Sure Independence Screening for Ultra-High Dimensional Feature Space
Abstract
High dimensionality is a growing feature in many areas of contemporary statistics. Variable selection is fundamental to high-dimensional statistical modeling. For problems of large or huge scale $p_n$, computational cost and estimation accuracy are always two top concerns. In a seminal paper, Candes and Tao (2007) propose a minimum $\ell_1$ estimator, the Dantzig selector, and show that it mimics the ideal risk within a logarithmic factor $\log p_n$. Their innovative procedure and remarkable result are challenged when the dimensionality is ultra high: the factor $\log p_n$ can be large and their uniform uncertainty condition can fail.
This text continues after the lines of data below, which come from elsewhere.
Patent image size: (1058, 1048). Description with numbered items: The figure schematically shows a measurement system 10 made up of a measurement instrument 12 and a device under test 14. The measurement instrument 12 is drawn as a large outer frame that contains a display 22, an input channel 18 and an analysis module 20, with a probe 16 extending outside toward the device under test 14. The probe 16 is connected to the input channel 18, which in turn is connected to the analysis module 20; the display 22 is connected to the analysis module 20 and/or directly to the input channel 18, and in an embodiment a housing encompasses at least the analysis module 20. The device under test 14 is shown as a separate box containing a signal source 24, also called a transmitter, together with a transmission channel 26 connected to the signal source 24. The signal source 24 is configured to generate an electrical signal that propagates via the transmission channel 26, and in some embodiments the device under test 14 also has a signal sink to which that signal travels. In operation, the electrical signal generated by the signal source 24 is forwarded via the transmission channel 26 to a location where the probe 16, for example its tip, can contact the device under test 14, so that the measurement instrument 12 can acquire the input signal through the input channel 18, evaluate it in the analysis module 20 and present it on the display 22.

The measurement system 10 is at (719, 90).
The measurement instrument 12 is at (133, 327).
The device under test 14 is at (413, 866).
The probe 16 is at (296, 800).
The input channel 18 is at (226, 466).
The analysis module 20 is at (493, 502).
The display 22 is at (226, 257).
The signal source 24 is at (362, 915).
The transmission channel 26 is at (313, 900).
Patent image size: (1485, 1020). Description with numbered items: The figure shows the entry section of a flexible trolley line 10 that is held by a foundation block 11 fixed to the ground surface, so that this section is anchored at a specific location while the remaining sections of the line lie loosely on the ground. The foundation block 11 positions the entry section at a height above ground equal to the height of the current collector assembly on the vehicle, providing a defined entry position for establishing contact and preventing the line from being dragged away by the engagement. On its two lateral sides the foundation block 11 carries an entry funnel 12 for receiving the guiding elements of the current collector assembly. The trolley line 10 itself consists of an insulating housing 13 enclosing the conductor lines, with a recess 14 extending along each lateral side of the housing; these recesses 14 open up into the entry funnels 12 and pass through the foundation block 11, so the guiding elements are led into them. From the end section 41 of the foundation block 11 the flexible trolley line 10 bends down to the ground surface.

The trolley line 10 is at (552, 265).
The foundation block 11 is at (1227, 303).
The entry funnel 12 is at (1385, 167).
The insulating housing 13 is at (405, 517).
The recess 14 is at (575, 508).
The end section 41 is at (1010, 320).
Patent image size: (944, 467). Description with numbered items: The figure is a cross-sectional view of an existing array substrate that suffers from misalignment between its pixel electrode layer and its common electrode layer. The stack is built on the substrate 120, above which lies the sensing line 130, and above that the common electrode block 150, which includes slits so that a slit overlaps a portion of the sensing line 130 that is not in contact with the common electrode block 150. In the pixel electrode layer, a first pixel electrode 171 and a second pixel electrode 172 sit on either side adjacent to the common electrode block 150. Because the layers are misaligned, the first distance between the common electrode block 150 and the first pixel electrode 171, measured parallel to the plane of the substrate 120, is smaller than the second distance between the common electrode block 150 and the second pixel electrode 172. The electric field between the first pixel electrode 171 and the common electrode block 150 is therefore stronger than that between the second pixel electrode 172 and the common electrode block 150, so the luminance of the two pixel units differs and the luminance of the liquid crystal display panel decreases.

Motivated by these concerns, in this paper we introduce the concept of sure screening and propose a fast and straightforward method via iteratively thresholded ridge regression, called Sure Independence Screening (SIS), to reduce high dimensionality to a relatively large scale $d_n$, say below sample size. An appealing special case of SIS is the componentwise regression. In a fairly general asymptotic framework, SIS is shown to possess the sure screening property for even exponentially growing dimensionality. With ultra-high dimensionality reduced accurately to below sample size, variable selection becomes much easier and can be accomplished by some refined lower-dimensional methods that have oracle properties. Depending on the scale of $d_n$, one can use, for example, the Dantzig selector or Lasso, the fine method of SCAD-penalized least squares in Fan and Li (2001), or the adaptive Lasso in Zou (2006).